Topic 7: Purchasing Power Models Flashcards
What are the two PPP models?
- Absolute
- Relative
Define the absolute PPP Model.
A condition of equality of price levels between two different countries, once the countries different currencies have been taken into account using the exchange rate.
Formulate the absolute PPP model
P = sum wiPi
P* is symetrical
We assume the law of one price holds for all goods, so that
Sum wiPi = S(d/f) Sum w*iP*i
P = S(d/f) P*
What are the problems with the absolute PPP model?
Not all goods have equal price, because:
- Tariffs
- Transport costs / Trading Costs
- Other barriers to trade
Formulate the relative PPP model
P = k S(d/f) P*
Where k is a measure of tarrifs, and is exogenous.

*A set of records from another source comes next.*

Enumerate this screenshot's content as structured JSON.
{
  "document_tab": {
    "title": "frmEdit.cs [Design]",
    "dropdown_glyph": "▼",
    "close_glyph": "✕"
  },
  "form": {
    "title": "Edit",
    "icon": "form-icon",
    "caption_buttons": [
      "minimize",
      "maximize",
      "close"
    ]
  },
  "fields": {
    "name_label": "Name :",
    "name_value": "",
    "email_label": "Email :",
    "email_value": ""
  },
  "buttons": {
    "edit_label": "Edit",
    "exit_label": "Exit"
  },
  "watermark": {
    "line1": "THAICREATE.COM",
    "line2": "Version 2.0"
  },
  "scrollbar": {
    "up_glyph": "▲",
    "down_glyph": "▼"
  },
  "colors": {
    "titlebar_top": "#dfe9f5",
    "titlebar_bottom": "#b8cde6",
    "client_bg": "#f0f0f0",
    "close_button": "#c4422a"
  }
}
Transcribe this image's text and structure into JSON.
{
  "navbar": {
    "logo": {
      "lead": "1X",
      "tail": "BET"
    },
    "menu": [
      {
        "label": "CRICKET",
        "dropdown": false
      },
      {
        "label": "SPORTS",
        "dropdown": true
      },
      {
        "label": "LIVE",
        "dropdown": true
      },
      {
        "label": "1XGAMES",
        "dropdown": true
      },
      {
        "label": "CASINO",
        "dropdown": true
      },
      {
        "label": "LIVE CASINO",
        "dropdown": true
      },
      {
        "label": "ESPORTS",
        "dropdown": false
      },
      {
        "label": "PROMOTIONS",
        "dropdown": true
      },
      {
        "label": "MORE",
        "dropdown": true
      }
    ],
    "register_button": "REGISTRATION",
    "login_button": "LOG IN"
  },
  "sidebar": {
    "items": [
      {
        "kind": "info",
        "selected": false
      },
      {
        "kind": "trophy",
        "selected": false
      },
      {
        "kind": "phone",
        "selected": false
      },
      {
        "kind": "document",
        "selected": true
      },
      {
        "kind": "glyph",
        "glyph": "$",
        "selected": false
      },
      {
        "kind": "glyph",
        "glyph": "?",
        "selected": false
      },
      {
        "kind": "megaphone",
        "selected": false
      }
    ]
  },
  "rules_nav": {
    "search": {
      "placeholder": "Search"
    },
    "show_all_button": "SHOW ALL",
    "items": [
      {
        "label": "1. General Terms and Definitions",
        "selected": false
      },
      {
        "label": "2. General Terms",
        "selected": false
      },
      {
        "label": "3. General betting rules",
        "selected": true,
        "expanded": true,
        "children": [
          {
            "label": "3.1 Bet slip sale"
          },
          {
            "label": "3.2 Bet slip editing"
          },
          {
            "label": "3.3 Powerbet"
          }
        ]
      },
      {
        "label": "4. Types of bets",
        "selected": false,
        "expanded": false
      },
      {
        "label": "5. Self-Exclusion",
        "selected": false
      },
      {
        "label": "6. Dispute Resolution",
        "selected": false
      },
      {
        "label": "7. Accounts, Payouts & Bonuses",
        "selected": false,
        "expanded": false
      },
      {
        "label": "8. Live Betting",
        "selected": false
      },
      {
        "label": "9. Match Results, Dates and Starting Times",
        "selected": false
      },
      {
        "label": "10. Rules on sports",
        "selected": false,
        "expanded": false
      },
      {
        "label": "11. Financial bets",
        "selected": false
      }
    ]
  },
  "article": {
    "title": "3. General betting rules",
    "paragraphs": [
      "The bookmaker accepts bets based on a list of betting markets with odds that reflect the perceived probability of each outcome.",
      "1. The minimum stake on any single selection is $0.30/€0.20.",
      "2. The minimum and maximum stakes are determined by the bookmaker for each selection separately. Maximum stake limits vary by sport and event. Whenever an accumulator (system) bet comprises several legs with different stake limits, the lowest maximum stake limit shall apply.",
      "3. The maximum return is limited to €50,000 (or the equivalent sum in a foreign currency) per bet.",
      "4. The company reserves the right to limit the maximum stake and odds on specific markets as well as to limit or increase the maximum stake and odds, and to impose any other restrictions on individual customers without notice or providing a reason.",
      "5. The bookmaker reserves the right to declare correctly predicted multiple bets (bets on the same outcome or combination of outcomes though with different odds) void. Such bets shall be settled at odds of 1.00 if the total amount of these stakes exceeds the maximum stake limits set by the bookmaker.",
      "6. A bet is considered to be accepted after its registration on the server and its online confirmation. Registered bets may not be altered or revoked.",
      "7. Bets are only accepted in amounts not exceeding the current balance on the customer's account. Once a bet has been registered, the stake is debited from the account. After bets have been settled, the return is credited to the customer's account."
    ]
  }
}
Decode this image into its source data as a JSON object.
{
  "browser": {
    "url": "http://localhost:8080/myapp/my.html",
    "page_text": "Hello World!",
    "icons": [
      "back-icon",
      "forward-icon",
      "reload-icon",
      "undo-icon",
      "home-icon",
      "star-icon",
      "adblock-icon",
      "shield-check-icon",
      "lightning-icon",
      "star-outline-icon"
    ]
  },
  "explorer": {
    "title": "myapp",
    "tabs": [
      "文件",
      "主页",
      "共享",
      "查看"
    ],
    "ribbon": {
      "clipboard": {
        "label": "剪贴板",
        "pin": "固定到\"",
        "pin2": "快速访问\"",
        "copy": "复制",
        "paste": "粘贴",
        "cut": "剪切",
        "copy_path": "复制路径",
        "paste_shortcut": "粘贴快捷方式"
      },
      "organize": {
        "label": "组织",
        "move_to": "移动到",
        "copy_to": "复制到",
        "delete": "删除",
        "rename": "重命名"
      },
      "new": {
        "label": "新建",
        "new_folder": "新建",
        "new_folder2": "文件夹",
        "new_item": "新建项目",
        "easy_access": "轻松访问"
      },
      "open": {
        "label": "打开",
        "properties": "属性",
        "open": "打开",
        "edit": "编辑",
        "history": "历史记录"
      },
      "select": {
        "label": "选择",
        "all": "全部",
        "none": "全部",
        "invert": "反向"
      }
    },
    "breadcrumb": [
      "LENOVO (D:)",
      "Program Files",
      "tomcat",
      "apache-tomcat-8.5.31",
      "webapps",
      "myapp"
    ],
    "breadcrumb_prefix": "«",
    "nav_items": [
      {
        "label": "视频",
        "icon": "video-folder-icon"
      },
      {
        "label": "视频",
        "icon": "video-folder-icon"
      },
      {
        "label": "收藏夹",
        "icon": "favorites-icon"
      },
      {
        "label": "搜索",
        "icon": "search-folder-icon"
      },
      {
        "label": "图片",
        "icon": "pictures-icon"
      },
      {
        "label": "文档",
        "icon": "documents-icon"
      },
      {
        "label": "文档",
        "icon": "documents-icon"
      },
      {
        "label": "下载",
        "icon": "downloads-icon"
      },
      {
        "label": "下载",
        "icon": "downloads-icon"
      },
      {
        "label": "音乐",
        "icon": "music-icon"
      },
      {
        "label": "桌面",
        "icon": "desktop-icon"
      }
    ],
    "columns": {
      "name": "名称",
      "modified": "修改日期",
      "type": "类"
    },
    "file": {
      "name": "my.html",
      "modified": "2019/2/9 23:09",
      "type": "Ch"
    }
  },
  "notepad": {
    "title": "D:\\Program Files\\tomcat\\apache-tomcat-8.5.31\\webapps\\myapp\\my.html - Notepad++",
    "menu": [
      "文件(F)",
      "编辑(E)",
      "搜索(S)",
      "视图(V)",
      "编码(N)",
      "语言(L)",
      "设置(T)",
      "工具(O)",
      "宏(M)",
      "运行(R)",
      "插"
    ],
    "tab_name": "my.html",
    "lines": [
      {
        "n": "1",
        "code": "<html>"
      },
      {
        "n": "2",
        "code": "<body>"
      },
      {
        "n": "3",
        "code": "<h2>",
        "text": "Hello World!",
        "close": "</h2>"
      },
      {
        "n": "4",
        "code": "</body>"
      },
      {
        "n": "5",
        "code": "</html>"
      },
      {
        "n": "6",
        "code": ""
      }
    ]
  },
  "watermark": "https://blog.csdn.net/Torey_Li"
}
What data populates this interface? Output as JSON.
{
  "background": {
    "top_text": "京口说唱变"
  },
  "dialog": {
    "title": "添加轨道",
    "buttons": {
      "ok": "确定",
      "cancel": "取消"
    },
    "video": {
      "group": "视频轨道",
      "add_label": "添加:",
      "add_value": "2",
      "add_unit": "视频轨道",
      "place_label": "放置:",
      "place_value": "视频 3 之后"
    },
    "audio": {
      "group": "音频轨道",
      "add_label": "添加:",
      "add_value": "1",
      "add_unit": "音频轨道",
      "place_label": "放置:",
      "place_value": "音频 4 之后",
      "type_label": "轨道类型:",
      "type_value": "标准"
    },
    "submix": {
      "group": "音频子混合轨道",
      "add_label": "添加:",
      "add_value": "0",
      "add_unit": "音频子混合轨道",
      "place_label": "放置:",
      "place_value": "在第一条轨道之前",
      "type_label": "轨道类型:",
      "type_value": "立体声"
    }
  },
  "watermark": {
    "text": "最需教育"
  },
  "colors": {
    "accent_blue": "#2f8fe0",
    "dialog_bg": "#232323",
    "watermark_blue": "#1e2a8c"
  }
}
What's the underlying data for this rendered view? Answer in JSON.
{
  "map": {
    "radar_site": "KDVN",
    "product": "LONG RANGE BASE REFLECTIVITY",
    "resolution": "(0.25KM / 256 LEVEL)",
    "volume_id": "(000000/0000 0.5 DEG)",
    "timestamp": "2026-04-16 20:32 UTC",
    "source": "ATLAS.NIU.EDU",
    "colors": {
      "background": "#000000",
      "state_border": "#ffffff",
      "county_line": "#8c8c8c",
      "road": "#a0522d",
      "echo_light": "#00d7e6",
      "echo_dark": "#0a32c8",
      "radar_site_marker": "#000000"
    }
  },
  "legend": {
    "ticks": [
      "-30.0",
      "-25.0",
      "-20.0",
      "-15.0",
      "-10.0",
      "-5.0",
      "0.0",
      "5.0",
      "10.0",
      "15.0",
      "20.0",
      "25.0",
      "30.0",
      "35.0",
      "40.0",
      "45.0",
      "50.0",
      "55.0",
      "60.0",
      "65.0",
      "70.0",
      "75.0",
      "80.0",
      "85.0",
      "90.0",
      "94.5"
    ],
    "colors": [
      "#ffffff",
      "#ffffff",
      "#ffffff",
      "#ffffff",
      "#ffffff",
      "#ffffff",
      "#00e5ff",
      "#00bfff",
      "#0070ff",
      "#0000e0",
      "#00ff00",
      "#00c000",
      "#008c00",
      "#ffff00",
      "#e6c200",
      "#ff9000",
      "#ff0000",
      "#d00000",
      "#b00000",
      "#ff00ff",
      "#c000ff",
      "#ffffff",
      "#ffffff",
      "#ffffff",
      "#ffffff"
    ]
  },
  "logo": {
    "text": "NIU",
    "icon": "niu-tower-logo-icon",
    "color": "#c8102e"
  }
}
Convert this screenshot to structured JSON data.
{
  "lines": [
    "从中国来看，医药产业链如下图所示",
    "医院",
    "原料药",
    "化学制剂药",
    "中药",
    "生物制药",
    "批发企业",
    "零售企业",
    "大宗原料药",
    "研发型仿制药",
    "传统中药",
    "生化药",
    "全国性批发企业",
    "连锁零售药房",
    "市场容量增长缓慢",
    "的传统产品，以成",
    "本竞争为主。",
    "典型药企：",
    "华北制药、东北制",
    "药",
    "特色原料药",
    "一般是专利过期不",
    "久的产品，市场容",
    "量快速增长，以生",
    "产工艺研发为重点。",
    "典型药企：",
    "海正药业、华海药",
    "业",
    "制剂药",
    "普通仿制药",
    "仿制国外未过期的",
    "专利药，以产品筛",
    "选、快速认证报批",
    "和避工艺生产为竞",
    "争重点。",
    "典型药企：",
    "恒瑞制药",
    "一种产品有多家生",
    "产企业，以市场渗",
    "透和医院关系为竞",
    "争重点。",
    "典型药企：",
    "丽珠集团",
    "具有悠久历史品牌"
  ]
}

Thus percentage changes in P can be determined from changes in S(d/f) and P*, and so on.
%ΔP = %ΔS(d/f) + %ΔP*
Evaluate the relative PPP model theoretically.
A good theory shows unambigous changes to endogenous variables.
But this model is very unspecified, there can only be one endogenous variable.
It seems likely that these variables (Prices, home and foriegn and S(d/f)) are going to depend on each other
What has been the result of empirical analysis on the relative PPP theory.
Doesn’t match the data very well.
But people are still appear to be looking into it.